Under the new policy, the ministry releases a monthly plan on its website with the topics to be discussed every Friday, followed by a more detailed description for each topic, which is released weekly.

Also, the ministry vowed that it will hold accountable Imams who do not adhere to the topics. The preachers called on Religious Endowments Minister Mohamed Mokhtar Gomaa to resign. They added that they are supporting the regime and its leadership, but refuse their current economic status.

Also commenting on the control of the ministry, Ashraf, a philosophy school teacher in the Haram area of Giza, demanded the government to reopen closed small, independent mosques, many of which also operated charity centres and medical clinics. He explained that many of these charity groups provided services for people in poor areas, where the government’s role is really limited.

Mohamed, a resident of popular slums known as “Maspero Triangle”, including Bulaq neighbourhood, was born and raised, got married, and gave birth to his children in that very area. He says that the area was on the government’s agenda, where several foreign investors were reportedly interested in transforming it—the reason why residents have always rejected leaving. During the past 30 years, the government tried several means of moving Maspero Triangle residents out of the area, but their solutions never came to fruition due to several factors, whether the dissatisfaction of residents or changes occurring inside the government.

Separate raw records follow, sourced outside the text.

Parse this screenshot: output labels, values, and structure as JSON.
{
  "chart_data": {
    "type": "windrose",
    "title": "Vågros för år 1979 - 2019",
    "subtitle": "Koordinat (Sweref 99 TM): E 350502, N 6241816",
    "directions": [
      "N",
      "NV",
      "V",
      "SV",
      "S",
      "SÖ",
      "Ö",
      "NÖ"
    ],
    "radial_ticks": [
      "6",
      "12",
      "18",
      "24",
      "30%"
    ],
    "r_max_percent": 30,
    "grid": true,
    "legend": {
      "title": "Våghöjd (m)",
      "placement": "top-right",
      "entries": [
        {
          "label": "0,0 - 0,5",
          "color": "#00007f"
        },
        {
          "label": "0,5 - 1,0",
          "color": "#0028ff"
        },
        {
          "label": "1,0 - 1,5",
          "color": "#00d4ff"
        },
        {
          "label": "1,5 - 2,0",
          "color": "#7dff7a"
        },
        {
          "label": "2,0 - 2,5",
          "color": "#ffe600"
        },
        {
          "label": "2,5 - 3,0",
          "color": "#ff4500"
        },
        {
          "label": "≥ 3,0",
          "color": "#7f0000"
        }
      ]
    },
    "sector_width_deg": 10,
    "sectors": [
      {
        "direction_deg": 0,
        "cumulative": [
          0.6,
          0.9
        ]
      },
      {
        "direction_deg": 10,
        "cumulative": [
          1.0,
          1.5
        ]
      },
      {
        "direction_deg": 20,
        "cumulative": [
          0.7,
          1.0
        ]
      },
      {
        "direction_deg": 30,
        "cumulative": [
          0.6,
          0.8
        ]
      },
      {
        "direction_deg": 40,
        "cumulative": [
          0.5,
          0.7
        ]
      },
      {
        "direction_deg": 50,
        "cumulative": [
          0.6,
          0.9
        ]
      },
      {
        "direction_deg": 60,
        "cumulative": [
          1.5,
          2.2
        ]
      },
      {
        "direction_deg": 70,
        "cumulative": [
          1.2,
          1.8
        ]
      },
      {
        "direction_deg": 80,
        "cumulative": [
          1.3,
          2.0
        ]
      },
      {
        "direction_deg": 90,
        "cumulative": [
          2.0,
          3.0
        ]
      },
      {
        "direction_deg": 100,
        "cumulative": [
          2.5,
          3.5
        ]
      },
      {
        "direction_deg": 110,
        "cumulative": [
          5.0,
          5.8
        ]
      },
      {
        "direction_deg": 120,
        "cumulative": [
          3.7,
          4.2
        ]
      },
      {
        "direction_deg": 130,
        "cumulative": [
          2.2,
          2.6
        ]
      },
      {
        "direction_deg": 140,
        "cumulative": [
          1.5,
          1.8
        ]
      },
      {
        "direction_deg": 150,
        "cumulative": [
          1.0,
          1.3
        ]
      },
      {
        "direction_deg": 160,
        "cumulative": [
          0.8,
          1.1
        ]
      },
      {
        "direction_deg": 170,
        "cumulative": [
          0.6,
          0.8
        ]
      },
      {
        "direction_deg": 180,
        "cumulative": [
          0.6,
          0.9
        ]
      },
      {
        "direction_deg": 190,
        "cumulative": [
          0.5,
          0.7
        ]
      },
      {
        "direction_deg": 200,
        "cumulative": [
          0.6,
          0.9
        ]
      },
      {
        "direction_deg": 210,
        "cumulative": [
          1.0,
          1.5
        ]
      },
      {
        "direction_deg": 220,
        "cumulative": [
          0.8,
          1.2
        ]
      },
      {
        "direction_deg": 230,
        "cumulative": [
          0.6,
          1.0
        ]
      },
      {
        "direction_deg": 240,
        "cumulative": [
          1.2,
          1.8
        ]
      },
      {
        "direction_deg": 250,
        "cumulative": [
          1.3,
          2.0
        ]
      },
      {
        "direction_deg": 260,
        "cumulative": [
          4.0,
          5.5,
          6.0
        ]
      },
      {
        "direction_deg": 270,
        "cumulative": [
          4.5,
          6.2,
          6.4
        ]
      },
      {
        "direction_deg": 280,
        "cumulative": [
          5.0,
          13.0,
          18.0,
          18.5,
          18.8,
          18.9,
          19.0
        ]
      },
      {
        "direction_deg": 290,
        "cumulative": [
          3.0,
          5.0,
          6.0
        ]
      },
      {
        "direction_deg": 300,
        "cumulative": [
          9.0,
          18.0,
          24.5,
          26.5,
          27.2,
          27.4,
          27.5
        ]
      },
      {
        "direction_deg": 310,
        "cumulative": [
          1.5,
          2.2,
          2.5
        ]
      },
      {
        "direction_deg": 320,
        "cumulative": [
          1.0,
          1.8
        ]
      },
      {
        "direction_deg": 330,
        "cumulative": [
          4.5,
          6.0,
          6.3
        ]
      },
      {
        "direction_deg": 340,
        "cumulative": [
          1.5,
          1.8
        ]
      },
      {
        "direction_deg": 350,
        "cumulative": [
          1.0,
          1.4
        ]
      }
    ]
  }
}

However, earlier in 2017, the Ministry of Housing and Urban Development handed out to the area’s residents forms to fill, in which they had to pick one of five “alternatives” to the status quo.

The five alternatives revolved around three main principles: either move out and let the government decide where they would be relocated, receive compensation and leave, or stay in the triangle under the condition of paying rent after reconstruction begins.

The Maspero Triangle resident Mohamed demands that the government fulfill its promises of reconstructing the area, adding, “they said that the whole area [Bulaq] would be removed, so we decided to take money and leave, because reconstruction is not guaranteed. If this area is removed, we will be homeless, on the streets.” He hopes that his family can move to the newly established Asmarat area.

The Asmarat neighbourhood was inaugurated by President Abdel Fattah Al-Sisi in 2016 to help eradicate slums around Cairo. The neighbourhood reportedly has 11,000 housing units and was established with a budget of EGP 1.5bn.